Recently, our school led the project ‘Moving Towards Successful Futures’, which involved 30 primary schools across Swansea developing skills for building creativity into their curriculum. This project was kindly supported by Sue Poole from C4EE and Professor Penaluna from UWTSD. Workshops by Professor Penaluna provided excellent opportunities for teachers to experiment and innovate their practice. He ensured that teachers were fully equipped with the skills and strategies required to deliver the project to their pupils.

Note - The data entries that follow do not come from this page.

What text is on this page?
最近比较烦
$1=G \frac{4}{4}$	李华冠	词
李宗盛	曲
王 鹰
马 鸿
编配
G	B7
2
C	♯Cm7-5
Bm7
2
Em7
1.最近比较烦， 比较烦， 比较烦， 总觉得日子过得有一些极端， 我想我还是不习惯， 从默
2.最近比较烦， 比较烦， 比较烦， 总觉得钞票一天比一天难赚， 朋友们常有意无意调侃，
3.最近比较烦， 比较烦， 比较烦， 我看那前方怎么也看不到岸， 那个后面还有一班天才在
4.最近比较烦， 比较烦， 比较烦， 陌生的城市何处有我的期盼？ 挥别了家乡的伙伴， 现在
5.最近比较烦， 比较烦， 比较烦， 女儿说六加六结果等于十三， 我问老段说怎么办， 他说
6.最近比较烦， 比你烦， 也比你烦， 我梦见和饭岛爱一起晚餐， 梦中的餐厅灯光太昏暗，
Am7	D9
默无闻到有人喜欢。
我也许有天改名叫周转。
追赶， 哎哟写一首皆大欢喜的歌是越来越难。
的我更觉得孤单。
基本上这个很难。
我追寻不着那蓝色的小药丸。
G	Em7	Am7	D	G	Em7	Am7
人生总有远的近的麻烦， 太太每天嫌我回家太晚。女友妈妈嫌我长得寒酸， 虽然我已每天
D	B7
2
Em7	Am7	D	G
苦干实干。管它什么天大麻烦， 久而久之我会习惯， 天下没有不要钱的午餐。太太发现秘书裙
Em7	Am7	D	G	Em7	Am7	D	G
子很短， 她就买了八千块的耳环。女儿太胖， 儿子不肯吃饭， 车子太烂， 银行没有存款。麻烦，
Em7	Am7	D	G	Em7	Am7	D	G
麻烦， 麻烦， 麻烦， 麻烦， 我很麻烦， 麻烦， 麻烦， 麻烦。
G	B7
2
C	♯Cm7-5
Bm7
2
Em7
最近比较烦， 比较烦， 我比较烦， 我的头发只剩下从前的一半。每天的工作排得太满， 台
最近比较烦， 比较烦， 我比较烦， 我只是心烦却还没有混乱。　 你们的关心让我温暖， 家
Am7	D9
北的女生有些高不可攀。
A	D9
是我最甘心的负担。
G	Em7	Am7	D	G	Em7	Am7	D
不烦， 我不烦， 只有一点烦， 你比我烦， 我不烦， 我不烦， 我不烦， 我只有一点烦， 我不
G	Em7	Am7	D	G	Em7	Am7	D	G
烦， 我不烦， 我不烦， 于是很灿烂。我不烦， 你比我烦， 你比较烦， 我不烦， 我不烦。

He said, “When you first talk to teachers about being enterprising, they naturally think about fundraising and money, so using the European Competence Framework that UWTSD’s International Institute for Creative Entrepreneurship Development helped to develop, we chatted through all the different abilities that help young people to be enterprising. It is often overlooked that you must be imaginative, resourceful and adaptable, for example, so creativity is at the core of teaching and learning. Teachers really welcome this, and it all aligns with the new ‘Successful Futures’ curriculum that is coming to Wales very soon. As their course leader, I just loved working with these imaginative and energetic teachers, whose main aim is to help their young people to get ahead. Isn’t that what education is all about?”

The schools in question then planned and created their projects. A market was organised in Swansea City Centre in June, where they set up stalls and sold their products. The day was a huge success, and the event created a great buzz in the city centre and the schools involved. A key aspect of the development of skills is for pupils to evaluate the outcome, with each school discussing their project and presenting their findings to a group of judges.

School market in Swansea City Centre

Image: Craigfelen Primary School

The project, which began three years ago with eight primary schools, has grown to include 30 schools, granting over 1000 pupils the opportunity to develop new skills, as well as an understanding of how their communication, numeracy and technological skills can be used in real life. Evidence from both summative and formative assessment shows that most children make good or very good progress in maths, literacy, ICT and many other areas of learning which directly link to this approach. The results we are seeing are remarkable and demonstrate the powerful impact enterprise can have on pupils of all ages.

Craigfelen Primary School is in the village of Craigfelen in the Swansea local authority. The school has grown steadily over time and there are now 180 pupils between the ages of 3 and 11 on roll. Alison Williams took up post as head teacher in September 2011.